Hello, my husband was diagnosed about 18yrs ago. About 3 months ago he had a relapse.
I always knew it was possible/likely to happen but didn’t really expect our whole world to be turned upside down. He was inpatient for a couple of days then decided to do outpatient, which was very helpful to him.
He is thinking just because the Dr’s said he was ready to return to work and making great process that he will be back to where he was before the break.
Over the last month he has tried to go back to work, which has been difficult and very painful. He has been drinking more over the last month to try and mask the pain. I have given my whole heart and life to this man and it frustrates me that he cannot see the drinking is not helping, in fact is just putting a band aid over a wound.
In my frustration I know that I say things that are upsetting to him, but it’s a lot of stuff that I have been holding in for a while not wanting to upset him. I simply cannot hold all this in anymore and this morning had a discussion with him about it.
As expected it did not go well and he felt like I was just telling him he was a drunk. Just the opposite I was just trying to tell him that this may be part of the link to get him back. Over the last couple months he has been doing this laying bed thing, “it’s safe here”.

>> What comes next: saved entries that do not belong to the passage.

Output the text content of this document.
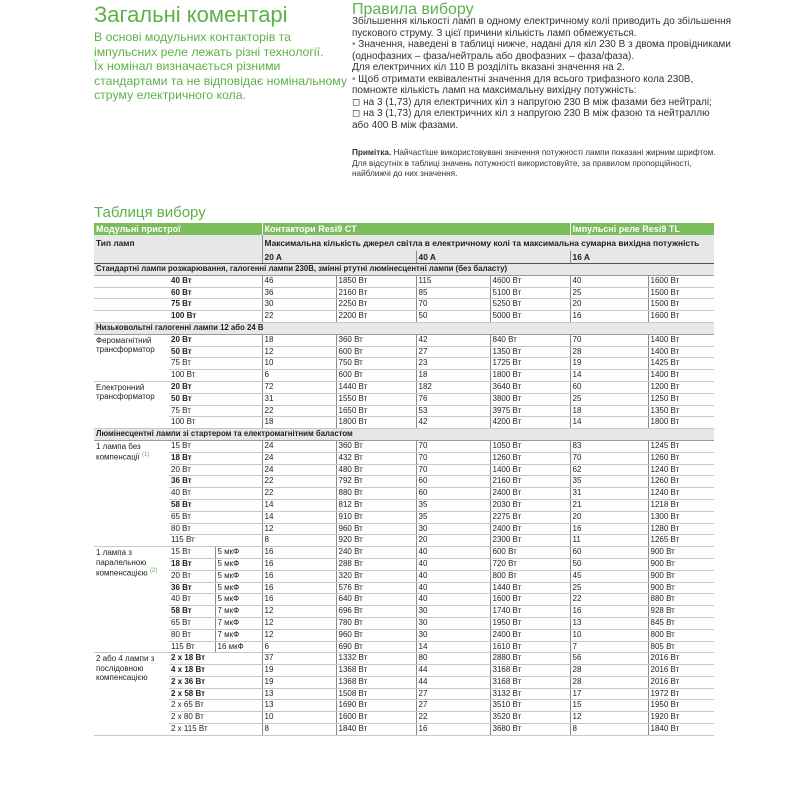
Загальні коментарі
В основі модульних контакторів та
імпульсних реле лежать різні технології.
Їх номінал визначається різними
стандартами та не відповідає номінальному
струму електричного кола.
Правила вибору
Збільшення кількості ламп в одному електричному колі приводить до збільшення
пускового струму. З цієї причини кількість ламп обмежується.
• Значення, наведені в таблиці нижче, надані для кіл 230 В з двома провідниками
(однофазних – фаза/нейтраль або двофазних – фаза/фаза).
Для електричних кіл 110 В розділіть вказані значення на 2.
• Щоб отримати еквівалентні значення для всього трифазного кола 230В,
помножте кількість ламп на максимальну вихідну потужність:
◻ на 3 (1,73) для електричних кіл з напругою 230 В між фазами без нейтралі;
◻ на 3 (1,73) для електричних кіл з напругою 230 В між фазою та нейтраллю
або 400 В між фазами.
Примітка. Найчастіше використовувані значення потужності лампи показані жирним шрифтом.
Для відсутніх в таблиці значень потужності використовуйте, за правилом пропорційності,
найближчі до них значення.
Таблиця вибору
Модульні пристрої			Контактори Resi9 CT				Імпульсні реле Resi9 TL	
Тип ламп			Максимальна кількість джерел світла в електричному колі та максимальна сумарна вихідна потужність					
			20 A		40 A		16 A	
Стандартні лампи розжарювання, галогенні лампи 230В, змінні ртутні люмінесцентні лампи (без баласту)								
	40 Вт		46	1850 Вт	115	4600 Вт	40	1600 Вт
	60 Вт		36	2160 Вт	85	5100 Вт	25	1500 Вт
	75 Вт		30	2250 Вт	70	5250 Вт	20	1500 Вт
	100 Вт		22	2200 Вт	50	5000 Вт	16	1600 Вт
Низьковольтні галогенні лампи 12 або 24 В								
Феромагнітний трансформатор	20 Вт		18	360 Вт	42	840 Вт	70	1400 Вт
	50 Вт		12	600 Вт	27	1350 Вт	28	1400 Вт
	75 Вт		10	750 Вт	23	1725 Вт	19	1425 Вт
	100 Вт		6	600 Вт	18	1800 Вт	14	1400 Вт
Електронний трансформатор	20 Вт		72	1440 Вт	182	3640 Вт	60	1200 Вт
	50 Вт		31	1550 Вт	76	3800 Вт	25	1250 Вт
	75 Вт		22	1650 Вт	53	3975 Вт	18	1350 Вт
	100 Вт		18	1800 Вт	42	4200 Вт	14	1800 Вт
Люмінесцентні лампи зі стартером та електромагнітним баластом								
1 лампа без компенсації $^{(1)}$	15 Вт		24	360 Вт	70	1050 Вт	83	1245 Вт
	18 Вт		24	432 Вт	70	1260 Вт	70	1260 Вт
	20 Вт		24	480 Вт	70	1400 Вт	62	1240 Вт
	36 Вт		22	792 Вт	60	2160 Вт	35	1260 Вт
	40 Вт		22	880 Вт	60	2400 Вт	31	1240 Вт
	58 Вт		14	812 Вт	35	2030 Вт	21	1218 Вт
	65 Вт		14	910 Вт	35	2275 Вт	20	1300 Вт
	80 Вт		12	960 Вт	30	2400 Вт	16	1280 Вт
	115 Вт		8	920 Вт	20	2300 Вт	11	1265 Вт
1 лампа з паралельною компенсацією $^{(2)}$	15 Вт	5 мкФ	16	240 Вт	40	600 Вт	60	900 Вт
	18 Вт	5 мкФ	16	288 Вт	40	720 Вт	50	900 Вт
	20 Вт	5 мкФ	16	320 Вт	40	800 Вт	45	900 Вт
	36 Вт	5 мкФ	16	576 Вт	40	1440 Вт	25	900 Вт
	40 Вт	5 мкФ	16	640 Вт	40	1600 Вт	22	880 Вт
	58 Вт	7 мкФ	12	696 Вт	30	1740 Вт	16	928 Вт
	65 Вт	7 мкФ	12	780 Вт	30	1950 Вт	13	845 Вт
	80 Вт	7 мкФ	12	960 Вт	30	2400 Вт	10	800 Вт
	115 Вт	16 мкФ	6	690 Вт	14	1610 Вт	7	805 Вт
2 або 4 лампи з послідовною компенсацією	2 x 18 Вт		37	1332 Вт	80	2880 Вт	56	2016 Вт
	4 x 18 Вт		19	1368 Вт	44	3168 Вт	28	2016 Вт
	2 x 36 Вт		19	1368 Вт	44	3168 Вт	28	2016 Вт
	2 x 58 Вт		13	1508 Вт	27	3132 Вт	17	1972 Вт
	2 x 65 Вт		13	1690 Вт	27	3510 Вт	15	1950 Вт
	2 x 80 Вт		10	1600 Вт	22	3520 Вт	12	1920 Вт
	2 x 115 Вт		8	1840 Вт	16	3680 Вт	8	1840 Вт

After I poured my heart out this morning that was exactly where he wanted to stay for the day. I am thankful that I was able to get him up and out of bed even if it was for a couple minutes, something that he learned in outpatient- do something for 5 minutes. I explained to him this morning that he is my rock just as much as I am his and if I can’t be honest with him and tell him truly what is on my mind who can I? I know that I am rambling a bit but I have never felt more alone at times and have never felt like I had no one to talk to.
There are only a handful of our friends that really know what is going on with him and for some reason I don’t want to bother them because I want to leave them for his support, thinking that he needs them more than I do…I know that I am good at picking the best time to discuss things with him and probably wait too long in between talks and pour a ton of stuff on his plate, not helping either of us.
I guess in this super long rant I just wanted to say that I feel great that this forum exists and that I could maybe get a few suggestions.